Five things I enjoyed about Picture of Dorian Gray
1. Literary freedom of interpretation. I found that this was one of the most important things to making the book work. Picture of Dorian Gray required the reader to understand Dorian Gray as the most attractive man that ever lived. His striking features, and his overall handsomeness make him the muse of beauty and he has the look of innocence and kindness imbedded in him. This is only to be later corrupted. The book would not have worked the same way if I was not able to imagine who I thought the most handsome man would be.
I read this book with my sister and this seemed to be one of the fundamental concepts that we both agreed upon. Not that we both discussed how important and necessary our interpretation was to the book, but rather it came out when we began to discuss what the movie would be like (as we both have yet to see the movies). We both started talking about what Dorian looked like. We both only kept the most vague description that the book left us (the innocent face, the dark hair) and from there we had built two very different Dorians… and her’s was not nearly as handsome as mine.
2. The end. The destruction of the picture was the only way the book could end. The book is set up to describe Dorian’s innocence and how he is corrupted. The dreaded chapter 11 could be looked at as equivalent to a movie montage. It clips together pieces of Dorian’s life over the span of decades to we get to know the kind of person that Dorian has become. We are left with the image of Dorian looking exactly the same as he did 20 years before, except his soul has withered away and can be perceived in the picture.
Once we move through the montage the book goes through a series of almost-endings, none of which follow through with the ultimate demise of Dorian. But when he is staring at his picture in the abandoned room the only way that he could end the story is with the destruction of the painting. The ending is a phenomenal estimate to the power of words, because as she slashes the painting, he dies with stab marks in his old body. He takes on the likeness of the picture and becomes a weathered old man. That can only happen with the words of the book. Almost impossible to describe the details of the event or what “actually” happened. Films would be left to interpret their own ending and hope that the audience follows with the same concept.—I have yet to see any one the movies. Maybe they do better than I can predict.—
3. Lord Henry. He has the uncanny ability to always say the wrong thing and make it sound like the most brilliant idea ever. This would happen to both my sister and I. We would read through each of Lord Henry’s arguments and eat it up. By into each one until the end. Then after setting down the book for one second and mulling over why the argument didn’t sit so well with us we were able to determine that was because the argument didn’t make any sense. We reached some interesting incite after reading some of his stuff though.

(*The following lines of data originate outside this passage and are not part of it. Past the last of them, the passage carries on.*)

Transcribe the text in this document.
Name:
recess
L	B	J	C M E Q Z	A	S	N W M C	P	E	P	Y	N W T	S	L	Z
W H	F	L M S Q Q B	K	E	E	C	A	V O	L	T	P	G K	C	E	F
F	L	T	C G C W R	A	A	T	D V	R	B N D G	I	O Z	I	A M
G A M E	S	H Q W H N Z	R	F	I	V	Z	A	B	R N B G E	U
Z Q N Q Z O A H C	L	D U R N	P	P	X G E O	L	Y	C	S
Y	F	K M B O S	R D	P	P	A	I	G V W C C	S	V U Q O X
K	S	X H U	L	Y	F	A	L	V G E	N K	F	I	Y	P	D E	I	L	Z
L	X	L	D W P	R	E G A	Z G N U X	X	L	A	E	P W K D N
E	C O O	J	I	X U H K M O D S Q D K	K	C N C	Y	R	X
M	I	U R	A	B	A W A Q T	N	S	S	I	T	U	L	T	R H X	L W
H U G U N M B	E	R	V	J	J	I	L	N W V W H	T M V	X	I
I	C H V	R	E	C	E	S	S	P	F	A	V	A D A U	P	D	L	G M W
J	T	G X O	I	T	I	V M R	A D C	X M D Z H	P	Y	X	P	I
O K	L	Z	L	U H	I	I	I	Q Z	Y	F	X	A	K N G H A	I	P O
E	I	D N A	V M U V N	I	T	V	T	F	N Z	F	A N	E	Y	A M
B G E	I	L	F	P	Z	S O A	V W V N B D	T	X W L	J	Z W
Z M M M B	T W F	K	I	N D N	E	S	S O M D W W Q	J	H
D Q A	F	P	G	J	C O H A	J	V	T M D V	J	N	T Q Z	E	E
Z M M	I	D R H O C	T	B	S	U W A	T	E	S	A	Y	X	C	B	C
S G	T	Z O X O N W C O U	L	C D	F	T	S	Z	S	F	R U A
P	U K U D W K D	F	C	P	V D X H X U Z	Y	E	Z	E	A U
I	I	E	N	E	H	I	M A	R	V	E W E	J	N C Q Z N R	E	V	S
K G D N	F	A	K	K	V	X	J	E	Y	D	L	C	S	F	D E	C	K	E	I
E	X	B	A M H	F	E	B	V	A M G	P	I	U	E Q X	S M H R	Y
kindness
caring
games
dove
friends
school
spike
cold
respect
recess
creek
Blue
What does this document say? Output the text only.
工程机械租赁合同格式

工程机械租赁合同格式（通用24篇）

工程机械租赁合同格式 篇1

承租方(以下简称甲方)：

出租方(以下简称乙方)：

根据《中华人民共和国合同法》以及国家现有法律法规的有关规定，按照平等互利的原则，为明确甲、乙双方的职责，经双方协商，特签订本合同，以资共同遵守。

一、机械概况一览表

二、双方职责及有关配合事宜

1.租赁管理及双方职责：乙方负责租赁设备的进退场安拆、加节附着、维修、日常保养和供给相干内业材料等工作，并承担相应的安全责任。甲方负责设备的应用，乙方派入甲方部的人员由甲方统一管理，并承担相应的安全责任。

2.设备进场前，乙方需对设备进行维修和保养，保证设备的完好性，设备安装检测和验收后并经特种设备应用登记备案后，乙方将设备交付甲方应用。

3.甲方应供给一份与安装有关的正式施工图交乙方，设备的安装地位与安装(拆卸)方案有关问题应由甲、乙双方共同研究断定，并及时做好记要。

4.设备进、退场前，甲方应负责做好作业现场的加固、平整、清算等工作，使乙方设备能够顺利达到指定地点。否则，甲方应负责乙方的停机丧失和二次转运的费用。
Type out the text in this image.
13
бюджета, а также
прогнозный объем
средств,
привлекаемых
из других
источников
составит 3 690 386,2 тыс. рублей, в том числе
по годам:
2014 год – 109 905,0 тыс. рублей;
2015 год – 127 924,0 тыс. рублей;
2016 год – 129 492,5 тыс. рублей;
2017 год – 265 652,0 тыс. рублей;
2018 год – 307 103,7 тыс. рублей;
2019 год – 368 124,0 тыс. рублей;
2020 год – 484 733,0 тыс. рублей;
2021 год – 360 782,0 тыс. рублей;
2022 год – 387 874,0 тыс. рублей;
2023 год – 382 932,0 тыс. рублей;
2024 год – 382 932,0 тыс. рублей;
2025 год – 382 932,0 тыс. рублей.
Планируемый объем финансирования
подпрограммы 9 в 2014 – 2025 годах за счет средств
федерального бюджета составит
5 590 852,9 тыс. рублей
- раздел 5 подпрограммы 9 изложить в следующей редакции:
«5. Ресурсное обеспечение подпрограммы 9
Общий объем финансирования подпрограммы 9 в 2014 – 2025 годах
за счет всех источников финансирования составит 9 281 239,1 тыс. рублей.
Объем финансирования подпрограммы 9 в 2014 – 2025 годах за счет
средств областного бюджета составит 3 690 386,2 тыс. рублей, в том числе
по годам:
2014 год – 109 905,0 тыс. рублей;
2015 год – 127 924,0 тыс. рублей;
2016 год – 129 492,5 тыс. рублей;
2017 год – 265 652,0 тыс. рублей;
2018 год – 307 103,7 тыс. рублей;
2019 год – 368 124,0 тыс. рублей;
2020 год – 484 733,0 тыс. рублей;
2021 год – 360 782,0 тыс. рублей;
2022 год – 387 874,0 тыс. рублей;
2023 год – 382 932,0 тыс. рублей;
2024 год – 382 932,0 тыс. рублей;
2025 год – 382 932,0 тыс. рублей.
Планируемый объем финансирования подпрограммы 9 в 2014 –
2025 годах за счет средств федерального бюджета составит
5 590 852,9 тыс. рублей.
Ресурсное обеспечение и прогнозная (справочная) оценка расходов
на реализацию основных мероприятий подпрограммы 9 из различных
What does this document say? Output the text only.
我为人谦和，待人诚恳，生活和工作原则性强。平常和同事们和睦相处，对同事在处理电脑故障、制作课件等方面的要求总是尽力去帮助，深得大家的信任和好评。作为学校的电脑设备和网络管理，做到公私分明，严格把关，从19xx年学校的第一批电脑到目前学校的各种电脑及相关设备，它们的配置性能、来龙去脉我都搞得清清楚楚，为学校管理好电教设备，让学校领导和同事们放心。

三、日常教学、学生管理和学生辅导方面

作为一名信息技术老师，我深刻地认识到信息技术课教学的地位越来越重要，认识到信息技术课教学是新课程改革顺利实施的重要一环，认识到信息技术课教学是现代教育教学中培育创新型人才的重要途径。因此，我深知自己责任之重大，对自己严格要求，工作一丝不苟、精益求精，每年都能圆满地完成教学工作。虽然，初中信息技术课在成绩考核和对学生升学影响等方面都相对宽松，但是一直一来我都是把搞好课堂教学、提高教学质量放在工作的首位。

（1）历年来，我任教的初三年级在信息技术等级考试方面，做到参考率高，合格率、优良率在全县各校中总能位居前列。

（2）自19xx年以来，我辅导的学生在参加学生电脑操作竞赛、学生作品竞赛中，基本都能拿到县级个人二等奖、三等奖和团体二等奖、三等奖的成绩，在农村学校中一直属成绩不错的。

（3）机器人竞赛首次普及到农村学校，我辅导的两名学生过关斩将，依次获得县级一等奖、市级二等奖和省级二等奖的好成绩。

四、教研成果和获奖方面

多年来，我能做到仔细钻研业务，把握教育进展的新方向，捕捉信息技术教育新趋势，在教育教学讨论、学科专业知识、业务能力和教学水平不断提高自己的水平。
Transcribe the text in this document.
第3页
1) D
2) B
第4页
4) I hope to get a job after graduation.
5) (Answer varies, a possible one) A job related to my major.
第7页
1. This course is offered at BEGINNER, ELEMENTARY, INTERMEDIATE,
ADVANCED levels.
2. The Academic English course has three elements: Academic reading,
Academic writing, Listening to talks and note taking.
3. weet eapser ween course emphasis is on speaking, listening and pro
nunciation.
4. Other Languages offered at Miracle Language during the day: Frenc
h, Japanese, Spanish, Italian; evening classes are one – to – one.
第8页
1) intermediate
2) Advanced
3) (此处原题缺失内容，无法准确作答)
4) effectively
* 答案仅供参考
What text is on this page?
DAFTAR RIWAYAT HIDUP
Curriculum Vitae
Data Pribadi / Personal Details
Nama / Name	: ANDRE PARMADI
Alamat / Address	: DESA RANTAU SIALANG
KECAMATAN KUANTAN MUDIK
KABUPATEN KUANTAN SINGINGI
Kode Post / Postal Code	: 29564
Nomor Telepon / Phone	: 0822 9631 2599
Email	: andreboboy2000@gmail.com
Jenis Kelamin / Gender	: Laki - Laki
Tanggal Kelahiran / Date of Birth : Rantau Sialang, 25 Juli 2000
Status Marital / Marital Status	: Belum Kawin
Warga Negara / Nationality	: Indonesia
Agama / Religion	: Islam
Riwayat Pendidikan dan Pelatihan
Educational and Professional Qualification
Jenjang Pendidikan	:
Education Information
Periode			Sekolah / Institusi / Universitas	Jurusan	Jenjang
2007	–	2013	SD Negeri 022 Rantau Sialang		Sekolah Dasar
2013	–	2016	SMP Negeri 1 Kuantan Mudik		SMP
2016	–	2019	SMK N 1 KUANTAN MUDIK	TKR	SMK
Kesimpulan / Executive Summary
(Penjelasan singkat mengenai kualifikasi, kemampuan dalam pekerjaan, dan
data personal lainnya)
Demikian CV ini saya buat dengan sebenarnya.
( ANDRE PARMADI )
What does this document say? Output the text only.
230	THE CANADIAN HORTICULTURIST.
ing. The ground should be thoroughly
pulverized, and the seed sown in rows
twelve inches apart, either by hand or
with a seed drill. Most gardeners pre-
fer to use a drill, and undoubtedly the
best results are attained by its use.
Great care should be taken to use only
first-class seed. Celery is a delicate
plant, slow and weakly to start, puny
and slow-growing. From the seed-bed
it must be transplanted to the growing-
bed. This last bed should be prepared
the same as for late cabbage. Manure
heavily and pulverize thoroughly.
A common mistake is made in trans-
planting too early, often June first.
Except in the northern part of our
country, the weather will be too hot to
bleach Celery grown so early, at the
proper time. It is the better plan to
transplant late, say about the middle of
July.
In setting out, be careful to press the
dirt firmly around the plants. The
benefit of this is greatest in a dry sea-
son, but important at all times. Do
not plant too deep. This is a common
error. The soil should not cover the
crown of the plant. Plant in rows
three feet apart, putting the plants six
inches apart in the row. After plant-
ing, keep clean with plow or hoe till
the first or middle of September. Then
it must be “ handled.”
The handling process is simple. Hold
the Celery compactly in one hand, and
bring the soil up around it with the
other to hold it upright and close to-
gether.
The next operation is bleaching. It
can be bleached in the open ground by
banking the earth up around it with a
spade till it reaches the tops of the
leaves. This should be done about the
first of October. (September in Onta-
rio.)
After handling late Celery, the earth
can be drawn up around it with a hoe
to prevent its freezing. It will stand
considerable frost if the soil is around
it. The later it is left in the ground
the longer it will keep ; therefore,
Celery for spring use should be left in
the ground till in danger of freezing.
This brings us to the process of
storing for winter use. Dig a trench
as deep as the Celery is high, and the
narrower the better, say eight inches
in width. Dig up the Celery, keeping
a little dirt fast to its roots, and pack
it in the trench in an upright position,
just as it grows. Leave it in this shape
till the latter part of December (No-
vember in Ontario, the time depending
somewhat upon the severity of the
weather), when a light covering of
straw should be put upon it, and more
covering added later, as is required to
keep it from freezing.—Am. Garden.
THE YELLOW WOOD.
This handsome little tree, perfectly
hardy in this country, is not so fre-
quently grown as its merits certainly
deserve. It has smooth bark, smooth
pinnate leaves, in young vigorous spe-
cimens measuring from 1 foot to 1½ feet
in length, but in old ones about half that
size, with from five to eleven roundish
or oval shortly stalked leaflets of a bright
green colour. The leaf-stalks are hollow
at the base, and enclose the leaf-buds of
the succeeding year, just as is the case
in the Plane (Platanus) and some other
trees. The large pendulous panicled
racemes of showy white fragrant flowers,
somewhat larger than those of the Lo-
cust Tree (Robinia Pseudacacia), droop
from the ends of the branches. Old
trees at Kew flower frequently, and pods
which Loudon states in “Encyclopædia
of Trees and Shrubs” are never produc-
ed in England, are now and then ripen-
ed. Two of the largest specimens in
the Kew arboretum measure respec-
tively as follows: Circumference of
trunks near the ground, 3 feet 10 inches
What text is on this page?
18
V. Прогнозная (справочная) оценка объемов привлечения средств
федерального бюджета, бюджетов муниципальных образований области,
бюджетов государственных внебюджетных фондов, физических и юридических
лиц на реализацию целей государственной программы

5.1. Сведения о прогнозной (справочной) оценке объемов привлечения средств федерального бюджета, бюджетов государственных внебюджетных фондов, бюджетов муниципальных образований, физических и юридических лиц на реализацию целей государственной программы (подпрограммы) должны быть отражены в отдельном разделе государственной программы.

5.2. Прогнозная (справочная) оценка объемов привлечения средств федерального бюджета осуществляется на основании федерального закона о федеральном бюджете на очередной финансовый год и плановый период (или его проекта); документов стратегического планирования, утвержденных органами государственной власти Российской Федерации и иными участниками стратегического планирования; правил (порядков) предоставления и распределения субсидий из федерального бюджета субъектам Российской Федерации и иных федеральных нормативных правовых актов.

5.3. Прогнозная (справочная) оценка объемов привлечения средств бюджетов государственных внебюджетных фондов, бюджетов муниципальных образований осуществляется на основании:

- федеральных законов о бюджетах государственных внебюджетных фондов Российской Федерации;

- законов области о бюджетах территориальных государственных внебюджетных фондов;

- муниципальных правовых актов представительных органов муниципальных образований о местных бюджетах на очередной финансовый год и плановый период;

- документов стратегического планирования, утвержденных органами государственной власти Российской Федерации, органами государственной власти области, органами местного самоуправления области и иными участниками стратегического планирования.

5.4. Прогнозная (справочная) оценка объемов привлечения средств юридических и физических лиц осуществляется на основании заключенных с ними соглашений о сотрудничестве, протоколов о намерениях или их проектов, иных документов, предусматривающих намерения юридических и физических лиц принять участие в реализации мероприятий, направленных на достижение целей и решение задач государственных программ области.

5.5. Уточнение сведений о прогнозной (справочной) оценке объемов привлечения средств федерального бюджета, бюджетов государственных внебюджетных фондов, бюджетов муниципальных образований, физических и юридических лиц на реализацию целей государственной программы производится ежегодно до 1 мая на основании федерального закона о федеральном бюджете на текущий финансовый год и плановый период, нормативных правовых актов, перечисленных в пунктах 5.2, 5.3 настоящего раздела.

4. The Dialogue. I do not read many classics and part (probably most of the reason) is because of the daunting descriptions that take pages and pages to get through, and it takes chapters before the plot moves forward at all. I guess Wilde’s playwright prose naturally came out when writing The Picture of Dorian Gray. He wrote with little description, just enough necessary, and was able to push the book forward because it was heavily driven by the dialogue. Only the dreaded chapter 11 lacked any sort of speaking portion.
5. The philosophical incites. Oscar Wilde works in a lot of philosophy in this little book. Things to mull over, food for thought, and the general outline of the whole book. This was defiantly a book that I had to read, stop, then think to truly understand it; even though it was simple enough (vocabulary and writing style wise) that I could have got through it in one go. Moments, as shallow as some may be, that made me think:
I. “I choose my friends for their good looks, my acquaintances for their good characters, and my enemies for their good intellects.”
II. “Those who are faithful know only the trivial side of love: it is the faithless who know love’s tragedies.”
III. “Women have no appreciation of good looks; at least, good women have not.”
IV. “[R]realize your youth while you have it. Don’t squander the gold of you days, listening to the tedious, trying to improve the hopeless failure, or giving away your life to the ignorant, the common, the vulgar. These are the dimly aims, the false ideals, of our age. Live! Live the wonderful life that is you! Let nothing be lost upon you. Be always searching for new sensations. Be afraid of nothing. … A new Hedonism.”
V. “People are very fold of giving away what they need most themselves. It is what I call the depth of generosity.”
VI. “There are only two kinds of people who are really fascinating—people who know absolutely everything, and people who know absolutely nothing.”
VII. “When we blame ourselves, we feel that no one else has a right to blame us.”
VIII. “When a woman marries again, it is because she detested her first husband. When a man marries again, it is because he adored his first wife. Women try their luck; men risk theirs.”
IX. “To cure the soul by means of the senses, and the senses by means of the soul.”